Front Runner Sport has created a program for training for the HBF Run for a Reason in the hope of preventing injury. Photo – Alex Scott
By Alex Scott
A Perth company has created a program designed for training recreational runners to perform at their best and to prevent injuries.
Front Running Sport’s program is aimed at competitors in Perth’s annual HBF Run for a Reason.
Head Coach and Sports Scientist Ben Green launched it in 2009 out of concern over the injury risks of long distance runs on recreational competitors.
“There’s a high risk of injury with recreational runners in training, so we wanted to provide structure and education to their training,” he said.
According to Green, research shows that 50 per cent of injuries to recreational runners happen during training.
The program offers structure and education to recreational runners as they train and prepare for the event.
“People who cram and pick up [their] training load a few weeks out don’t allow the body to adapt are at high risk for injury,” Green said.
He also found that while some people do overestimate their ability to run, for those running 12 and 21 kilometres this generally isn’t the case.
“The personality of the people [who] train for 12 kilometre or a half marathon are usually internally motivated and look forward to reaching goals, even challenging goals, are willing to put the commitment in,” Green said.
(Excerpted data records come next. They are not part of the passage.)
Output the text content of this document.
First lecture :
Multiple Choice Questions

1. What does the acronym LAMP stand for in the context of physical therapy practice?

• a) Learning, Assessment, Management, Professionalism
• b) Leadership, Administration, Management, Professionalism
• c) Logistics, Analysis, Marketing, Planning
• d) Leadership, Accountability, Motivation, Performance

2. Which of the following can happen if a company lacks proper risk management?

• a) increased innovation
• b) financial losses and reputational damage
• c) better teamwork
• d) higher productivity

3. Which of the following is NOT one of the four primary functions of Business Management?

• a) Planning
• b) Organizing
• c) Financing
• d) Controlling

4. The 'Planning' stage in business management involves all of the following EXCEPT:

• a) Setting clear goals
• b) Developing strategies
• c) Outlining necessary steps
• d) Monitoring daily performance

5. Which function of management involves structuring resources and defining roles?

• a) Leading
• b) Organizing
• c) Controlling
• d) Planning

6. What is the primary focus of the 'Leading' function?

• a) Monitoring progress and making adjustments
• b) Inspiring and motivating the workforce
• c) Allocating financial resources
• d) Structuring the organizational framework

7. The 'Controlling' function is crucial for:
Marc See is a physiotherapist, specialising in the assessment, treatment, and rehabilitation of running-related injuries. He agreed.
See said that most people have a higher capacity compared to their confidence.
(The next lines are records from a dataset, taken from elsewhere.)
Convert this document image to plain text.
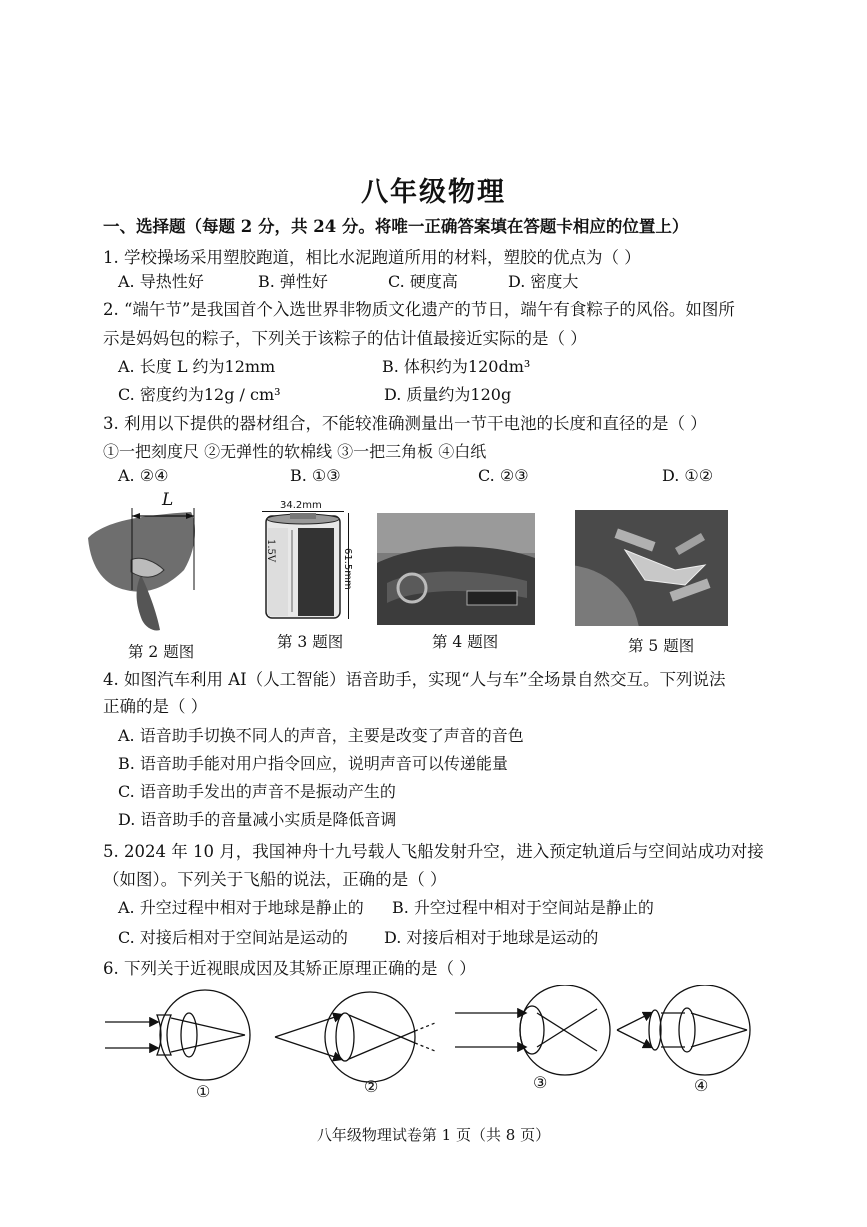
八年级物理
一、选择题（每题 2 分，共 24 分。将唯一正确答案填在答题卡相应的位置上）
1. 学校操场采用塑胶跑道，相比水泥跑道所用的材料，塑胶的优点为（ ）
A. 导热性好	B. 弹性好	C. 硬度高	D. 密度大
2. “端午节”是我国首个入选世界非物质文化遗产的节日，端午有食粽子的风俗。如图所
示是妈妈包的粽子，下列关于该粽子的估计值最接近实际的是（ ）
A. 长度 L 约为12mm	B. 体积约为120dm³
C. 密度约为12g / cm³	D. 质量约为120g
3. 利用以下提供的器材组合，不能较准确测量出一节干电池的长度和直径的是（ ）
①一把刻度尺 ②无弹性的软棉线 ③一把三角板 ④白纸
A. ②④	B. ①③	C. ②③	D. ①②
L
第 2 题图
1.5V
34.2mm
61.5mm
第 3 题图	第 4 题图	第 5 题图
4. 如图汽车利用 AI（人工智能）语音助手，实现“人与车”全场景自然交互。下列说法
正确的是（ ）
A. 语音助手切换不同人的声音，主要是改变了声音的音色
B. 语音助手能对用户指令回应，说明声音可以传递能量
C. 语音助手发出的声音不是振动产生的
D. 语音助手的音量减小实质是降低音调
5. 2024 年 10 月，我国神舟十九号载人飞船发射升空，进入预定轨道后与空间站成功对接
（如图）。下列关于飞船的说法，正确的是（ ）
A. 升空过程中相对于地球是静止的 B. 升空过程中相对于空间站是静止的
C. 对接后相对于空间站是运动的 D. 对接后相对于地球是运动的
6. 下列关于近视眼成因及其矫正原理正确的是（ ）
①	②	③	④
八年级物理试卷第 1 页（共 8 页）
“The problem is the time; most people want to do it [the half marathon] in under two hours or in 90 minutes,” See said.
“It’s important to focus on the distance rather than the time, if you walk ten minutes run one minute, but complete the distance, you still did it.”
According to See the most important aspect of training for a recreational runner is load management.
He feels people need to be educated to go slower in their running as they tend to run at a moderate to hard rate, regardless of the distance.
“The general rule for increasing is ten per cent, whether this is intensity or volume, so distance or speed, don’t do both,” See said.
“The goal is to adjust as few variables to prevent injury.”